As of the census of 2000, there were 377 people, 178 households, and 114 families residing in the township. The population density was 10.4 PD/sqmi. There were 692 housing units at an average density of 19.0 /mi2. The racial makeup of the township was 96.82% White, 0.53% African American, 0.80% Native American, and 1.86% from two or more races.

There were 178 households, out of which 18.5% had children under the age of 18 living with them, 52.2% were married couples living together, 5.1% had a female householder with no husband present, and 35.4% were non-families. 28.7% of all households were made up of individuals, and 10.1% had someone living alone who was 65 years of age or older. The average household size was 2.12 and the average family size was 2.53.

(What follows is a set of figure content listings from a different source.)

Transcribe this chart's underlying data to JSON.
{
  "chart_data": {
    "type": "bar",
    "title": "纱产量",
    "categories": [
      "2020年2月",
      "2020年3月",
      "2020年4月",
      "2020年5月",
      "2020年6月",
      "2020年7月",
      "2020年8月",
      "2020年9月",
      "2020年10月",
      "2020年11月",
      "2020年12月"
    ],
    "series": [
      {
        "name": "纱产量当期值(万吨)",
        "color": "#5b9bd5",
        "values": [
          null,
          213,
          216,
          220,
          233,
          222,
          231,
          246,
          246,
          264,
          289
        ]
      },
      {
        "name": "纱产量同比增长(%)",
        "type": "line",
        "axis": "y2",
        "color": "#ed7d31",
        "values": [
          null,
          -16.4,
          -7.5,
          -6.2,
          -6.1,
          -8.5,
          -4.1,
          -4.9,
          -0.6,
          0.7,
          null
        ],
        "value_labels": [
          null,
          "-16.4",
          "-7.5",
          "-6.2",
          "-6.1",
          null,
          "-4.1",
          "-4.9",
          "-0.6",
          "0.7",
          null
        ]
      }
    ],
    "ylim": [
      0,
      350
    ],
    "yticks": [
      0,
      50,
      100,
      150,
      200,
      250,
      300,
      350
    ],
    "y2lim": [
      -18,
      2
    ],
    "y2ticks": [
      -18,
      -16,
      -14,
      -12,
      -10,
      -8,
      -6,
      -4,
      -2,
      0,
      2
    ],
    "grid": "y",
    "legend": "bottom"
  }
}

In the township the population was spread out, with 16.4% under the age of 18, 6.1% from 18 to 24, 21.0% from 25 to 44, 36.6% from 45 to 64, and 19.9% who were 65 years of age or older. The median age was 49 years. For every 100 females, there were 104.9 males. For every 100 females age 18 and over, there were 112.8 males.

The median income for a household in the township was $23,646, and the median income for a family was $27,188. Males had a median income of $35,469 versus $15,625 for females. The per capita income for the township was $12,895. About 19.4% of families and 25.9% of the population were below the poverty line, including 38.2% of those under age 18 and 12.3% of those age 65 or over.